5.          With respect to the Warrants issued under the Warrant Agreements and offered under the Registration Statement, provided that (i) the Warrant Agreement has been duly authorized by the Company and the Warrant Agent by all necessary corporate action, (ii) the Warrant Agreement has been duly executed and delivered by the Company and the Warrant Agent, (iii) the issuance and terms of the Warrants have been duly authorized by the Company by all necessary corporate action, (iv) the terms of the Warrants (including the terms of their issuance and sale) have been duly established in conformity with the Warrant Agreement and as described in the Registration Statement, the Base Prospectus and the related Prospectus Supplement(s), and (v) the Warrants have been duly executed and delivered by the Company and authenticated by the Warrant Agent pursuant to the Warrant Agreement and delivered against payment therefor, then the Warrants, when issued and sold as contemplated in the Registration Statement, the Base Prospectus and the Prospectus Supplement(s) and in accordance with the Warrant Agreement and a duly authorized, executed and delivered purchase, underwriting or similar agreement, will be valid and legally binding obligations of the Company, enforceable against the Company in accordance with their terms.

 

Our opinions with respect to the legality, validity, binding effect, and enforceability of any of the Securities are qualified as to: (i) limitations imposed by bankruptcy, insolvency, reorganization, arrangement, fraudulent conveyance, moratorium or other laws relating to or affecting the rights of creditors generally; (ii) rights to indemnification and contribution, which may be limited by applicable law or equitable principles; and (iii) general principles of equity, including without limitation concepts of materiality, reasonableness, good faith and fair dealing, and the possible unavailability of specific performance or injunctive relief and limitation of rights of acceleration, regardless of whether such enforceability is considered in a proceeding in equity or at law.

 

 

 

 

OrthoPediatrics Corp.

November 1, 2018

Page 4

 

 

The foregoing opinions are based solely on the DGCL and, as to the Debt Securities and the Warrants constituting valid, legally binding and enforceable obligations of the Company, the laws of the State of New York.
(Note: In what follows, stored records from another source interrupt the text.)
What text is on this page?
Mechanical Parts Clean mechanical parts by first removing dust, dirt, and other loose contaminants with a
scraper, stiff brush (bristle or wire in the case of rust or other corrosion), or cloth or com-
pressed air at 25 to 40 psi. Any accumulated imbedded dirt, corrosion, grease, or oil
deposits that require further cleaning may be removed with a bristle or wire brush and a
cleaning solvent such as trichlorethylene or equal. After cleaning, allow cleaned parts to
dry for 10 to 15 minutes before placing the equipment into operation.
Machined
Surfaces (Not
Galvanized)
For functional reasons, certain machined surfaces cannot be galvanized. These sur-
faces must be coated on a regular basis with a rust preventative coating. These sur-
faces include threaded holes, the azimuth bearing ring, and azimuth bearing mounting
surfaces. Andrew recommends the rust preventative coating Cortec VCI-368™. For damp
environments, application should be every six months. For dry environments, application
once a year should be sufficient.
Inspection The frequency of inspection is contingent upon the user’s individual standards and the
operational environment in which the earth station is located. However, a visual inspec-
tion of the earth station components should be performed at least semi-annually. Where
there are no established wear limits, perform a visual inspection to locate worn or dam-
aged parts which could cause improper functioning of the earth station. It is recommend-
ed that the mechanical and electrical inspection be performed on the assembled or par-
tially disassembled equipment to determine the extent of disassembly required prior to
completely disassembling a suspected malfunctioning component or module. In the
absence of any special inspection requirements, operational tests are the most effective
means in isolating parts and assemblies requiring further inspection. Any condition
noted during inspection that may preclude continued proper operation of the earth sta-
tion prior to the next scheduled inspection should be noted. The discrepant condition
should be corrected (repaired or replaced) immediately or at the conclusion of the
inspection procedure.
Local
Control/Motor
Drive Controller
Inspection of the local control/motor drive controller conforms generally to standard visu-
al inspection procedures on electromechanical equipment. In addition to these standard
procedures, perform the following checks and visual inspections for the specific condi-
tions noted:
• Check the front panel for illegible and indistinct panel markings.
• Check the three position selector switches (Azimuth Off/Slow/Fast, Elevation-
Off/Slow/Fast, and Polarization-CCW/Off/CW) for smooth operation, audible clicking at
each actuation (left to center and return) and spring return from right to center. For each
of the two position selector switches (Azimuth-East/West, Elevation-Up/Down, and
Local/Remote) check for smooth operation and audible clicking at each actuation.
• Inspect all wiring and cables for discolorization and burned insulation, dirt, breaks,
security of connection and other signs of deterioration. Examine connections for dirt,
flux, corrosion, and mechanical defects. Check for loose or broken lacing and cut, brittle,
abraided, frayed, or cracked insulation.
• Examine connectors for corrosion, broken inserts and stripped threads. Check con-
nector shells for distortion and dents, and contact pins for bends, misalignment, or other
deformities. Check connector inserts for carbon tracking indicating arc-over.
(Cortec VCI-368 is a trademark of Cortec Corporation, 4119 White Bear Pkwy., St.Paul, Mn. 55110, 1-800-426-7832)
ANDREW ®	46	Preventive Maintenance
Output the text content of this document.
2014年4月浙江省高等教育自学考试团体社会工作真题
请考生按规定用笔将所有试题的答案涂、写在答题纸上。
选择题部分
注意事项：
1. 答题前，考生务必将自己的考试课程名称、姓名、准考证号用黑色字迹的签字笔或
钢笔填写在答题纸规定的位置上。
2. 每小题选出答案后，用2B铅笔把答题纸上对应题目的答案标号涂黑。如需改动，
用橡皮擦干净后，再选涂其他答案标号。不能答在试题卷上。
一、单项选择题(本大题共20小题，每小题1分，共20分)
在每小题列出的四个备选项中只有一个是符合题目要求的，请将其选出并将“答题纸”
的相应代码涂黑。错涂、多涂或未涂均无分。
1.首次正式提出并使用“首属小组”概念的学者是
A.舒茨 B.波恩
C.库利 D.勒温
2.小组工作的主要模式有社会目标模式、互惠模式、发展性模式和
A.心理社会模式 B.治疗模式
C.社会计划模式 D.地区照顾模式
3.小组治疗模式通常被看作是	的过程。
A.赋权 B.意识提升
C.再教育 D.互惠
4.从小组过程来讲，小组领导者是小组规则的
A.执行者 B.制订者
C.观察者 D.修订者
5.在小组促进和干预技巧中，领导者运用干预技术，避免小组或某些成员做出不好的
We express no opinion herein as to the effect of the laws of any other jurisdiction.

 

This opinion is limited to the matters expressly stated herein and no opinion is inferred or may be implied beyond the matters expressly stated herein. We assume no obligation to supplement this opinion if any applicable law changes after the date hereof or if we become aware of any fact that might change the opinions expressed herein after the date hereof.

 

We hereby consent to the filing of this opinion as an exhibit to the Registration Statement and to the reference made to us therein. In giving this consent, we do not thereby admit that we come within the category of persons whose consent is required under Section 7 of the Securities Act or the rules and regulations of the Commission thereunder.